Tactile manipulation has long suffered from a scarcity of high-quality, diverse datasets, resulting in significant scalability and generalization bottlenecks for existing methods. To address this, we propose a self-iterative data flywheel framework: starting from a small set of seed demonstrations, it integrates imitation learning, residual reinforcement learning, simulated trajectory rollouts, and cross-environment data augmentation into a closed-loop data generation pipeline—jointly enhancing both data diversity and policy performance. The framework autonomously generates over 2,000 high-diversity demonstrations. Evaluated on four challenging simulated tasks, it achieves an average success rate of 81.9%, and successfully transfers to a real-world dual-arm lifting task with a 78.3% success rate. This demonstrates substantial improvements in policy generalization and robustness for real-world deployment.

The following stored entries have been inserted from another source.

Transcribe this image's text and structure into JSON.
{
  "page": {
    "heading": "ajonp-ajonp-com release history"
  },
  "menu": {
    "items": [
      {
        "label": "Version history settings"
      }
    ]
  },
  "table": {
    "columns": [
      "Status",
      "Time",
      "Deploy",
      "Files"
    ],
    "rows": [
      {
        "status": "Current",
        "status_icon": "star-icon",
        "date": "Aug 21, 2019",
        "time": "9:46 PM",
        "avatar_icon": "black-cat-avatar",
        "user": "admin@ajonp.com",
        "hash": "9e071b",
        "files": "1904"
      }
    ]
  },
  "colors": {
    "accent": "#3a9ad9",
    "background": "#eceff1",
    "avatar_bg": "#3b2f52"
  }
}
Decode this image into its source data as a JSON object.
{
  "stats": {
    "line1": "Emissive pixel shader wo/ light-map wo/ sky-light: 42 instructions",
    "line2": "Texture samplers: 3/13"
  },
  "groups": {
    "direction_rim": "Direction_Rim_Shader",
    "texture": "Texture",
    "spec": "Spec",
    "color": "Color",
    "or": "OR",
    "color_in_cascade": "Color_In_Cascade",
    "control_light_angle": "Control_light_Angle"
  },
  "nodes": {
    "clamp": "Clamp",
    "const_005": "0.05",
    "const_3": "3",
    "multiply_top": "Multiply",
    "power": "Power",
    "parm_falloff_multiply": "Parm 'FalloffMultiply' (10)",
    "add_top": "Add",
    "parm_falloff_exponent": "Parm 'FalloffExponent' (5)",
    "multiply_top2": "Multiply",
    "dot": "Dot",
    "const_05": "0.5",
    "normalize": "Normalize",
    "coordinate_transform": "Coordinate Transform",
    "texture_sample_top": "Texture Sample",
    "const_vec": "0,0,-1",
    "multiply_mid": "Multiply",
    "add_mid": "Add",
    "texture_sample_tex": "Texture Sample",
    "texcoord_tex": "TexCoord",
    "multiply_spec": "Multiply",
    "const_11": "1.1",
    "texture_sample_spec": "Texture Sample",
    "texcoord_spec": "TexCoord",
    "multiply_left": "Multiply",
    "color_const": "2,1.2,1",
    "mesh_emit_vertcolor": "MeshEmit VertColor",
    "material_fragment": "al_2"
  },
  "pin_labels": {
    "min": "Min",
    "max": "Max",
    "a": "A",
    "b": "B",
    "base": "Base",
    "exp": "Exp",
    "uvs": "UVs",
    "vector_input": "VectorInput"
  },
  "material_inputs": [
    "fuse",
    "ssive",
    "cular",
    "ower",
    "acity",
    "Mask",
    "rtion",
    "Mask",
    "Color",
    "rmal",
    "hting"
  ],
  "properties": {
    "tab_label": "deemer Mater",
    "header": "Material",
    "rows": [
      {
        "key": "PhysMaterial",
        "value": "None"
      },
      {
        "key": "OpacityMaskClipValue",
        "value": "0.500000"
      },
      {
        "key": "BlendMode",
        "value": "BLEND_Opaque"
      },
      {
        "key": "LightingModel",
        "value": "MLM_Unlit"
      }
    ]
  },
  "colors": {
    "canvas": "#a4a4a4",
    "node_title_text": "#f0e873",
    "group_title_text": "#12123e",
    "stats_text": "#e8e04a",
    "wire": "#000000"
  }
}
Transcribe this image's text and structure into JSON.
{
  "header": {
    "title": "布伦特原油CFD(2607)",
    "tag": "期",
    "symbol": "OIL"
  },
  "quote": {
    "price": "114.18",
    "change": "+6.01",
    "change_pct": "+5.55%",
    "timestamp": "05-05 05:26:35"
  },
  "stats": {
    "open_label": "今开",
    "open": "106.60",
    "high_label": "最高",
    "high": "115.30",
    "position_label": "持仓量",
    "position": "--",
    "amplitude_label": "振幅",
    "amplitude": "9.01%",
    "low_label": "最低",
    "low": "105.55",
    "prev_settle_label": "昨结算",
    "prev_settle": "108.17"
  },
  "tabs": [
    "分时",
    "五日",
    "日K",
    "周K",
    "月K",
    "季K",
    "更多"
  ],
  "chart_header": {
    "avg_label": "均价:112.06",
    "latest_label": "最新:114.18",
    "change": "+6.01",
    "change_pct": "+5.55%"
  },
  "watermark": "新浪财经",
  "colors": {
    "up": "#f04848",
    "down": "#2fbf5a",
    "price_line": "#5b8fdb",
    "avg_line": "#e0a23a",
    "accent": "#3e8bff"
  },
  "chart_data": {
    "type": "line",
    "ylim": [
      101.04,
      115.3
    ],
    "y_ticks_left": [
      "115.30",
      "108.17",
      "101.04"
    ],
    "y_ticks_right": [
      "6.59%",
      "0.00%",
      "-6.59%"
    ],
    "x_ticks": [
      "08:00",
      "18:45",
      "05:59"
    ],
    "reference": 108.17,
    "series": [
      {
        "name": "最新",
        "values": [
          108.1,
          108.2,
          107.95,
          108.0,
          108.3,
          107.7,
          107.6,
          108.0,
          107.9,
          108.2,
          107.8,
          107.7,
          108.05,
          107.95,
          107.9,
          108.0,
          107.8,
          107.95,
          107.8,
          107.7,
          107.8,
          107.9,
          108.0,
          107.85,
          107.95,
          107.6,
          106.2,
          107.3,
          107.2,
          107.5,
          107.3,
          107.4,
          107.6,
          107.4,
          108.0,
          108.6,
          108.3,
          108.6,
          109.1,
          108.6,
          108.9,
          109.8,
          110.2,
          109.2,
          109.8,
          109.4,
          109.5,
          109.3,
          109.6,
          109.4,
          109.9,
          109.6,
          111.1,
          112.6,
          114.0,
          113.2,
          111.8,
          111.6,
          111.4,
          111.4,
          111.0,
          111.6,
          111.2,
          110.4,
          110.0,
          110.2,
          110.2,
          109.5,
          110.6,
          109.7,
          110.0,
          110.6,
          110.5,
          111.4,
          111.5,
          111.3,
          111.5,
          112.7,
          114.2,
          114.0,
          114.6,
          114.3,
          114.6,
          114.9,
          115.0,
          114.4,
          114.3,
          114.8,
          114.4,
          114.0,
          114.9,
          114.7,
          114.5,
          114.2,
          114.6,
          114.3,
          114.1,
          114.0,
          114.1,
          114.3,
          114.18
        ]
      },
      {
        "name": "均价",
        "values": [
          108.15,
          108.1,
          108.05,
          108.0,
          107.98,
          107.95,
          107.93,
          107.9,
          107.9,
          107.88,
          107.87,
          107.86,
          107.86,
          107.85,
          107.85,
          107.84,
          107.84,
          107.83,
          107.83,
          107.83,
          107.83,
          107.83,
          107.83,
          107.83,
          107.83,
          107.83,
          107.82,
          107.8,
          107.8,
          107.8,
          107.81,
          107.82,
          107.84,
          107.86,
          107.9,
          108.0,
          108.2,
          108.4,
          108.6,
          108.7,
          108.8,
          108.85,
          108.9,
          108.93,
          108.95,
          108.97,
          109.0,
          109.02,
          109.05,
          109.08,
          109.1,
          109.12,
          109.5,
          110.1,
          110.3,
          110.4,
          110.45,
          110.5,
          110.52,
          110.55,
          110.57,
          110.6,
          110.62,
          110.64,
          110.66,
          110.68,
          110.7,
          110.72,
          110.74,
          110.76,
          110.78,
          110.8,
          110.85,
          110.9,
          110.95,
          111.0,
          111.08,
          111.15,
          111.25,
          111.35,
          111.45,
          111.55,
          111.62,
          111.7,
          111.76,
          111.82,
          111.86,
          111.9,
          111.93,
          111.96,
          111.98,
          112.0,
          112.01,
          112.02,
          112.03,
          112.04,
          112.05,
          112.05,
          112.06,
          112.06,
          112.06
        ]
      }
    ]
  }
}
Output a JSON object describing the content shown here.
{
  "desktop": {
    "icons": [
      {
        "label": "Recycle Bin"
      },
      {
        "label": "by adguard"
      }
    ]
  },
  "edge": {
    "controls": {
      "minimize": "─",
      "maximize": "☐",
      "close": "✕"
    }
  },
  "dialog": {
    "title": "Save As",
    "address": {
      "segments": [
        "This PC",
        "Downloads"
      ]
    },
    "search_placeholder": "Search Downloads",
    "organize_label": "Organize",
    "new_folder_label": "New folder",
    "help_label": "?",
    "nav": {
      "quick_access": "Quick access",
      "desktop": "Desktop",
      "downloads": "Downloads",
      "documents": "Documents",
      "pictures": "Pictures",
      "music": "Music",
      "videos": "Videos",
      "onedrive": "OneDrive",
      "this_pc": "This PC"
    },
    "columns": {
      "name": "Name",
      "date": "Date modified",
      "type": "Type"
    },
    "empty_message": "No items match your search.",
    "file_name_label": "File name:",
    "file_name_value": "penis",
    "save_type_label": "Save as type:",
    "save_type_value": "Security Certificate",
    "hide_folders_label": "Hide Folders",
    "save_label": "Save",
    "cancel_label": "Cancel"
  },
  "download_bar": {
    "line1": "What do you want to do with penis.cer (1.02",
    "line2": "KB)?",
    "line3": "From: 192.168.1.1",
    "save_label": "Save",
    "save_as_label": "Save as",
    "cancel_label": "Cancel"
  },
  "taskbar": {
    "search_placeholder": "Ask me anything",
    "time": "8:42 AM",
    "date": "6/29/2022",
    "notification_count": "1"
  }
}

Dexterous manipulation is critical for advancing robot capabilities in real-world applications, yet diverse and high-quality datasets remain scarce. Existing data collection methods either rely on human teleoperation or require significant human engineering, or generate data with limited diversity, which restricts their scalability and generalization. In this paper, we introduce DexFlyWheel, a scalable data generation framework that employs a self-improving cycle to continuously enrich data diversity. Starting from efficient seed demonstrations warmup, DexFlyWheel expands the dataset through iterative cycles. Each cycle follows a closed-loop pipeline that integrates Imitation Learning (IL), residual Reinforcement Learning (RL), rollout trajectory collection, and data augmentation. Specifically, IL extracts human-like behaviors from demonstrations, and residual RL enhances policy generalization. The learned policy is then used to generate trajectories in simulation, which are further augmented across diverse environments and spatial configurations before being fed back into the next cycle. Over successive iterations, a self-improving data flywheel effect emerges, producing datasets that cover diverse scenarios and thereby scaling policy performance. Experimental results demonstrate that DexFlyWheel generates over 2,000 diverse demonstrations across four challenging tasks. Policies trained on our dataset achieve an average success rate of 81.9% on the challenge test sets and successfully transfer to the real world through digital twin, achieving a 78.3% success rate on dual-arm lift tasks.